No planning permission needed to turn old Offaly pubs into homes

No planning permission needed to turn old Offaly pubs into homes

No planning permission needed to turn old Offaly pubs into homes

The Minister for Housing, Local Government and Heritage, Darragh O’Brien, TD, has signed Planning Regulations that will exempt the conversion of former pubs into residential units from requiring planning permission.

The new exemption is contained in an extension of 2018 Planning Regulations that allow a change of use of certain vacant commercial premises - including vacant areas above ground-floor premises - to residential use such as ‘above shop’ living. 

The exemptions aim to increase the re-use of vacant commercial buildings in Offaly and elsewhere to increase much-needed housing supply and renew urban areas. Since 2018, five residential units have been provided in county Offaly through four notifications of exempted developments. The regulations signed by Minister O’Brien extend the exemption to the end of 2025.  

For the conversion of former pubs into a home/homes in Offaly: the pub’s license must have lapsed and a limit of 9 residential units can be produced under an exempted development.

The review and extension of these planning regulations fulfil a commitment made in Housing for All, the Government’s national plan on housing to 2030. The plan contains a range of actions and measures to ensure over 300,000 new social, affordable, cost rental and private homes are built by 2030, backed by over €20 billion in guaranteed State investment to the end of 2026. Data shows that the construction of almost 31,000 homes commenced in 2021, a 42% increase on the numbers constructed in 2020.     

Commenting after signing the regulations, Minister O’Brien said:  “Turning vacant properties into occupied homes is a major element of Housing for All. Unfortunately towns and villages in Offaly have seen pubs close their doors for the last time in recent years, not least over the last two years. This new planning regulation will ease the planning burden for those who want to convert small and medium-sized pubs that are no longer viable and have ceased to operate, into residential housing for Offaly. The regulations will also continue to make it easier to get other forms of vacant commercial premises in Offaly, including vacant spaces over ground floor premises, back into use for residential purposes such as ‘over the shop’ living.”    

The Minister of State for Planning and Local Government, Peter Burke, TD, who also worked on these planning regulations, added: “Since 2018, 5 homes have been provided from exempting the conversion of certain vacant commercial premises in Offaly. I believe there is great potential for even more vacant properties to be converted into residential units through these regulations. Increased awareness of these exemptions, including through the work of Offaly County Council, will help get more vacant properties back into use. This measure supports the Government’s other measures to tackle vacancy, including increased funding for full-time Vacant Homes Officers in Offaly County Council and other local authorities, and the launch of a Town Centre First policy, which will revitalise town centres and their buildings.” 

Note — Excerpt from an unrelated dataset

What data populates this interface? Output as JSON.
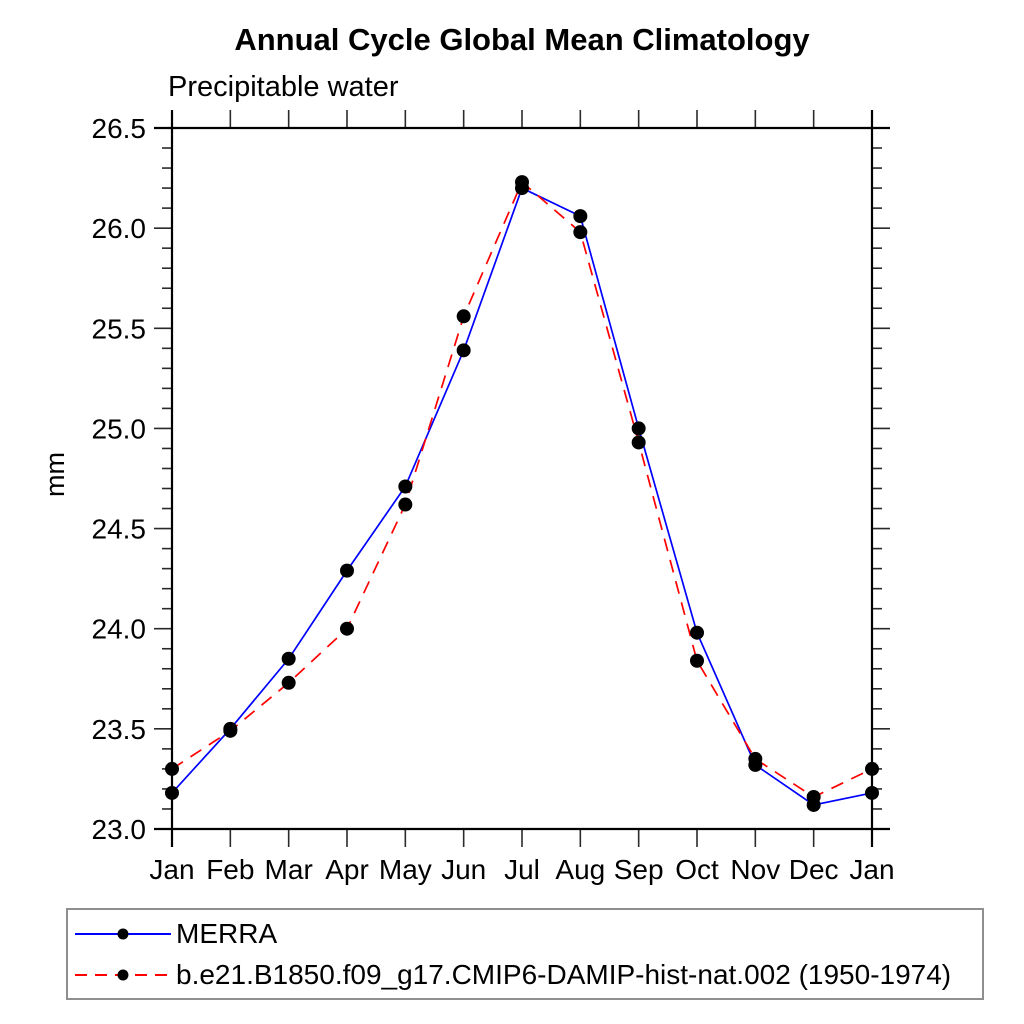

In January, the Department of Housing, Local Government and Heritage held a workshop with the local authorities’ Vacant Homes Officers (VHOs) to discuss the challenge of vacancy and initiatives to ensure vacant homes are re-used for housing, where appropriate.

It also issued a communication to local authorities outlining that it will increase its annual contribution to the funding of local authorities’ Vacant Homes Offices from €50,000 to €60,000 per annum, subject to the local authority’s VHO being full-time (and preferably a permanent role).